Figure 1. Reconstitution of a kinetochore from individually purified parts and an optical trap-based assay to test for self-assembly of functional chains of kinetochore subcomplexes.

(A) Schematic of the protein complexes of the budding yeast kinetochore. (B) Coomassie-stained SDS-PAGE gel of heterologously expressed budding yeast kinetochore proteins. The asterisk indicates a contaminating E. coli protein or degradation product. (C) Schematic of the optical trap assay used to test for assembly and microtubule attachment prior to quantification of load-bearing ability. (D) Representative force vs. time traces for ruptures in the force-ramp assay.

Figure 1—figure supplement 1. Schematic diagram, drawn approximately to scale, showing two possible bead-microtubule configurations.

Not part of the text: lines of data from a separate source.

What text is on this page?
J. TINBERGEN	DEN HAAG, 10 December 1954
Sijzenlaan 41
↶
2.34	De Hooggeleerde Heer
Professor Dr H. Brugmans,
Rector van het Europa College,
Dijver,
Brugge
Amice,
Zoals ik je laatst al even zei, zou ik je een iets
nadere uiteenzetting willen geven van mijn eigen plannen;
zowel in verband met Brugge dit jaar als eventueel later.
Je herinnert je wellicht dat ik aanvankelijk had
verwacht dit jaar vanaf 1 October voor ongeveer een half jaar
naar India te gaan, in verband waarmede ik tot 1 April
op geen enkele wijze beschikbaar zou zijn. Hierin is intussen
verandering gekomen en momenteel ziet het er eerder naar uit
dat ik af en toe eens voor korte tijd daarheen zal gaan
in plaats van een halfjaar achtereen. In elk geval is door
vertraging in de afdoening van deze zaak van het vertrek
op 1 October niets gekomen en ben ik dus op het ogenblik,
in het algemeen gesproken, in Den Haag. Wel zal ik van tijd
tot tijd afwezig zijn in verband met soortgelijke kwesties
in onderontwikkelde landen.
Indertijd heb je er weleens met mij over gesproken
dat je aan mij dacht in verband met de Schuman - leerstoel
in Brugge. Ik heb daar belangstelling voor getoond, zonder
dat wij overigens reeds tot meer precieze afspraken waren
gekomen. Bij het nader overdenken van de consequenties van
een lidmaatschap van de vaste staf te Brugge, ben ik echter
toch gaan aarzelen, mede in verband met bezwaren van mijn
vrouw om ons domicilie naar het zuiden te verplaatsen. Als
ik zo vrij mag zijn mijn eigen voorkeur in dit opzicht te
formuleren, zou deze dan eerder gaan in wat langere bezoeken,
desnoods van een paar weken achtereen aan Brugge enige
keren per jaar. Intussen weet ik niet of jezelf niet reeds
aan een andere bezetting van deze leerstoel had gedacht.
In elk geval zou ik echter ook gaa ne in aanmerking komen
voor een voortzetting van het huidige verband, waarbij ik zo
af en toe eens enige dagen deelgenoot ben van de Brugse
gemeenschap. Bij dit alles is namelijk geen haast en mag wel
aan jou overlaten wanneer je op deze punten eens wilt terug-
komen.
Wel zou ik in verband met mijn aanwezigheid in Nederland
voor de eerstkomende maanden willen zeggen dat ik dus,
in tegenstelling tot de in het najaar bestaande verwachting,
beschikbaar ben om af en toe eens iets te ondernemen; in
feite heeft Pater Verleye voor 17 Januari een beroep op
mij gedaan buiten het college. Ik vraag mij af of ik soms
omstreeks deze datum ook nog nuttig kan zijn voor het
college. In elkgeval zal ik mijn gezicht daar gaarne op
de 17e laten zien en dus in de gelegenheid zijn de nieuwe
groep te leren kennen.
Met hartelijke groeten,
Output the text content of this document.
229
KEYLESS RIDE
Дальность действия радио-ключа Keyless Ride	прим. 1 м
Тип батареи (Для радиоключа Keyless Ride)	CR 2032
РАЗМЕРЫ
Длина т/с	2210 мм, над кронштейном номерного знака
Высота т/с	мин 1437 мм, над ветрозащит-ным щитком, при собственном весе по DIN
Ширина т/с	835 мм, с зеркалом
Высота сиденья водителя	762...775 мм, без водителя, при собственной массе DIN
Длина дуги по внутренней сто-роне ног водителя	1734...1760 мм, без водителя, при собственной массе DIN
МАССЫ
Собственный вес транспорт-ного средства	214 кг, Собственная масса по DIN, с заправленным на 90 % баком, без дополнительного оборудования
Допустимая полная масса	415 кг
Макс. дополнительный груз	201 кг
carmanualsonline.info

Our rupture force assay quantifies the strength of end-on attachments. In this configuration, reconstituted kinetochores on only ~ 3.0% of the bead surface are capable of simultaneously binding to the microtubule. Assuming that the ~ 2900 protein complexes on each bead are evenly distributed,~86 would be capable of binding the microtubule surface. Lateral attachments likely predominate in our self-assembly and microtubule-binding assay. In this configuration, the bead rests against the side of a filament whose tip extends well past the point of contact, maximizing the amount of bead surface in close proximity to the microtubule. Thus, it provides an upper limit for the fraction of bead surface within 84 nm of the microtubule. Reconstituted kinetochores on ~ 9.4% of the bead surface,~270 protein complexes, would be capable of simultaneously binding to the microtubule in this lateral configuration.